The Lesser Prairie Chicken remains in the spotlight in Kansas and beyond.
Due to a sharp decline in the grouse's numbers — its historical range dropped some 84 percent because of development, conversion of native grassland to agriculture, drought and other factors — the U.S. Fish and Wildlife Service in late 2012 proposed listing the bird well known in Kansas as a threatened species under the Endangered Species Act.
The proposal sparked a firestorm of controversy involving property owners who understandably feared restrictions on the use of their land, and others with concerns related to economic development.
The Lesser Prairie Chicken was a factor in Finney County being eliminated as a site for wind turbines set up elsewhere in southwest Kansas, as the company constructing the wind farm rightly expressed concerns over the project's possible impact on the Sandsage Prairie ecosystem and its species.
Now, in searching for acceptable middle ground, federal agencies have hatched another plan to help landowners while providing protection for the rare bird.
The offer — a unique agreement between the wildlife service and U.S. Department of Agriculture's Natural Resources Conservation Service — calls for legal protection for landowners who implement conservation measures to protect the Lesser Prairie Chicken's dwindling populations in Kansas and other states.

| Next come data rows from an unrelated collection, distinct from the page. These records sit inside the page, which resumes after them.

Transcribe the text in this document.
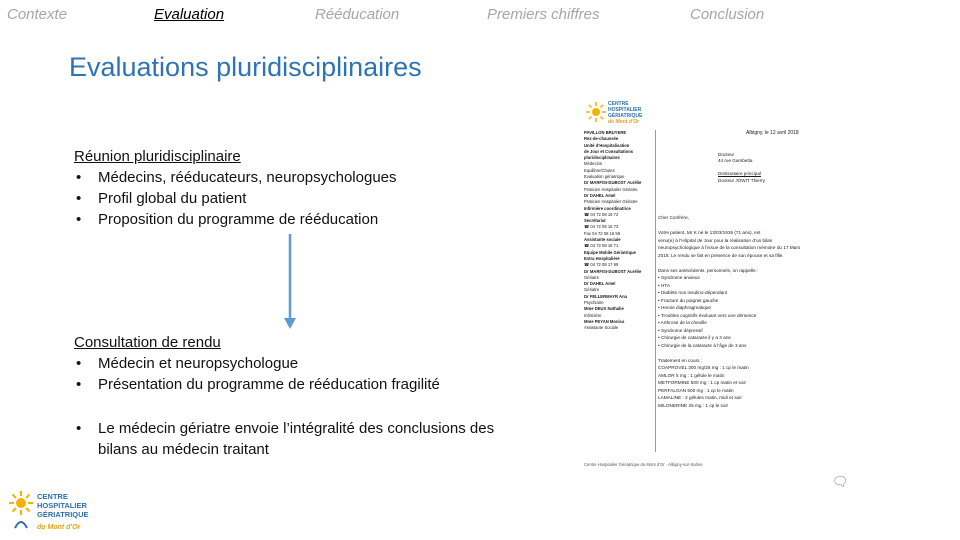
Contexte	Evaluation	Rééducation	Premiers chiffres	Conclusion
Evaluations pluridisciplinaires
Réunion pluridisciplinaire
• Médecins, rééducateurs, neuropsychologues
• Profil global du patient
• Proposition du programme de rééducation
Consultation de rendu
• Médecin et neuropsychologue
• Présentation du programme de rééducation fragilité
• Le médecin gériatre envoie l’intégralité des conclusions des bilans au médecin traitant
CENTRE
HOSPITALIER
GÉRIATRIQUE
du Mont d'Or
Albigny, le 12 avril 2018
PAVILLON BRUYERE
Rez-de-chaussée
Unité d’Hospitalisation
de Jour et Consultations
pluridisciplinaires
Médecins
Equilibre/Chutes
Evaluation gériatrique
Dr MARFISI-DUBOST Aurélie
Praticien Hospitalier Gériatre
Dr DAHEL Amel
Praticien Hospitalier Gériatre
Infirmière coordinatrice
☎ 04 72 08 16 72
Secrétariat
☎ 04 72 08 16 73
Fax 04 72 08 16 59
Assistante sociale
☎ 04 72 08 16 71
Equipe Mobile Gériatrique
Extra Hospitalière
☎ 04 72 08 17 99
Dr MARFISI-DUBOST Aurélie
Gériatre
Dr DAHEL Amel
Gériatre
Dr FELLERMAYR Ana
Psychiatre
Mme DEUX Nathalie
Infirmière
Mme PEYAN Monica
Assistante Sociale
Docteur
44 rue Gambetta
Destinataire principal
Docteur JOWIT Thierry
Cher Confrère,
Votre patient, Mr K né le 13/03/1936 (71 ans), est
venu(e) à l’Hôpital de Jour pour la réalisation d’un bilan
neuropsychologique à l’issue de la consultation mémoire du 17 Mars
2018. Le rendu se fait en présence de son épouse et sa fille.
Dans ses antécédents, personnels, on rappelle :
• Syndrome anxieux
• HTA
• Diabète non insulino-dépendant
• Fracture du poignet gauche
• Hernie diaphragmatique
• Troubles cognitifs évoluant vers une démence
• Arthrose de la cheville
• Syndrome dépressif
• Chirurgie de cataracte il y a 3 ans
• Chirurgie de la cataracte à l’âge de 3 ans
Traitement en cours :
COAPROVEL 300 mg/25 mg : 1 cp le matin
AMLOR 5 mg : 1 gélule le matin
METFORMINE 500 mg : 1 cp matin et soir
PERFALGAN 500 mg : 1 cp le matin
LAMALINE : 2 gélules matin, midi et soir
MILONERINE 25 mg : 1 cp le soir
Centre Hospitalier Gériatrique du Mont d'Or · Albigny-sur-Saône
🗨
CENTRE
HOSPITALIER
GÉRIATRIQUE
du Mont d'Or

Those who take steps to preserve habitat will receive a letter guaranteeing they will not be fined or prosecuted if Lesser Prairie Chickens are found dead on their property.
It's a more reasonable solution than one pitched in Topeka that would end protection for the bird.
Kansas Secretary of State Kris Kobach, an ultraconservative Republican, recently endorsed a state Senate bill that would exclude the Lesser Prairie Chicken from federal protection and give the state the authority to charge federal officials if they try to enforce federal laws pertaining to the threatened bird.
That would be overkill. Instead of waging another legal battle over state rights vs. federal law — as Kobach also advocated with pro-gun legislation in the state — the common-sense offer regarding the Lesser Prairie Chicken's future was a sensible approach to problem-solving that more elected officials in Kansas should embrace.